Le processus de rééducation/réhabilitation d’une pathologie sportive quel qu’il soit, doit se faire de manière raisonnée et cohérente.
Chaque étape de la rééducation doit être optimisée, pour permettre au patient/sportif un retour aux activités dans des conditions optimales. Le devoir du rééducateur sera donc d’orienter le patient/sportif tout au long de ce processus, sans négliger une seule étape, dans un contexte de rééducation/réhabilitation global.
Dans ce cadre là, l’optimisation de la phase aiguë post-traumatique doit servir de pilier à l’édifice rééducatif.

Nous savons que les blessures de récidives sont importantes en sport de haut niveau. Ces dernières représentent 12% du total des blessures en football professionnel, provoquant une absence significativement plus longue qu’une blessure initiale (24 vs 18 jours d’arrêt).
Nous savons également qu’il existe un lien étroit entre le bon monitoring de la phase aiguë post-lésionnelle lors d’une lésion musculaire, et la qualité de la cicatrisation qui s’en suit. Lorsque l’on sait que 16% des lésions musculaires en football sont des rechutes, nous pouvons légitimement nous poser la question de la bonne conduite de la cicatrisation, et donc de l’optimisation de la prise en charge de la phase aiguë.


Au niveau des entorses de cheville, nous constatons un taux de récidive plus important pour les entorses de Grade I et II, dites moins graves. On dénombre pas moins de 30% de récidive sur les entorses de Grade II. Nous pouvons là aussi, nous poser la question de l’optimisation de la phase aiguë lors de ce type de blessure. La notion d’instabilité de la cheville qui va suivre, pour plus de 30% des patients après entorse de cheville, nous oblige à optimiser dés la phase aiguë notre programme de rééducation.
Beaucoup de questions se posent au thérapeute sur la conduite à tenir lors de la phase aiguë, en particulier au niveau de la mise en place d’exercices fonctionnels et les délais de leur mise en application.

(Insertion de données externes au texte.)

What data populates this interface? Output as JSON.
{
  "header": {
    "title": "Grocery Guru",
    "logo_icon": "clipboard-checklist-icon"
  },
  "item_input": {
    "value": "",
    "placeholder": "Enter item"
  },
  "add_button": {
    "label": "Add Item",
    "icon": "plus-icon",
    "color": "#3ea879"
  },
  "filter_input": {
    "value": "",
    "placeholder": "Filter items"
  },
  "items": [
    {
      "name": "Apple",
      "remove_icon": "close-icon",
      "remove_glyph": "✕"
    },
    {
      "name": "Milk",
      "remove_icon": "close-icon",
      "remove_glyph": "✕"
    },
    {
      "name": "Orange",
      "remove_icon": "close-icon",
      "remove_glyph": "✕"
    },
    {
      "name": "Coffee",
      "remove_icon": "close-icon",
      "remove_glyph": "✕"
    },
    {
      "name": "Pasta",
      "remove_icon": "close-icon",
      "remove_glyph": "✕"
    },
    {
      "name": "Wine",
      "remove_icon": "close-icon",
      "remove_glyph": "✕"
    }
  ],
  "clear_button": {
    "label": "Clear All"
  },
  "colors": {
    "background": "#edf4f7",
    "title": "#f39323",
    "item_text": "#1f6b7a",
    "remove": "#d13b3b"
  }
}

Pour potentialiser notre prise en charge, il nous paraît important d’appréhender la place que doit prendre la rééducation fonctionnelle lors de la phase aiguë après entorse de la cheville.

Une étude de Doherty et al. paru en 2015 dans le Journal of Athletic Training étudie le comportement cinématique et le centre de pression, de patients ayant subi une entorse externe de cheville récente, lors du Star Excursion Balance Test (SEBT).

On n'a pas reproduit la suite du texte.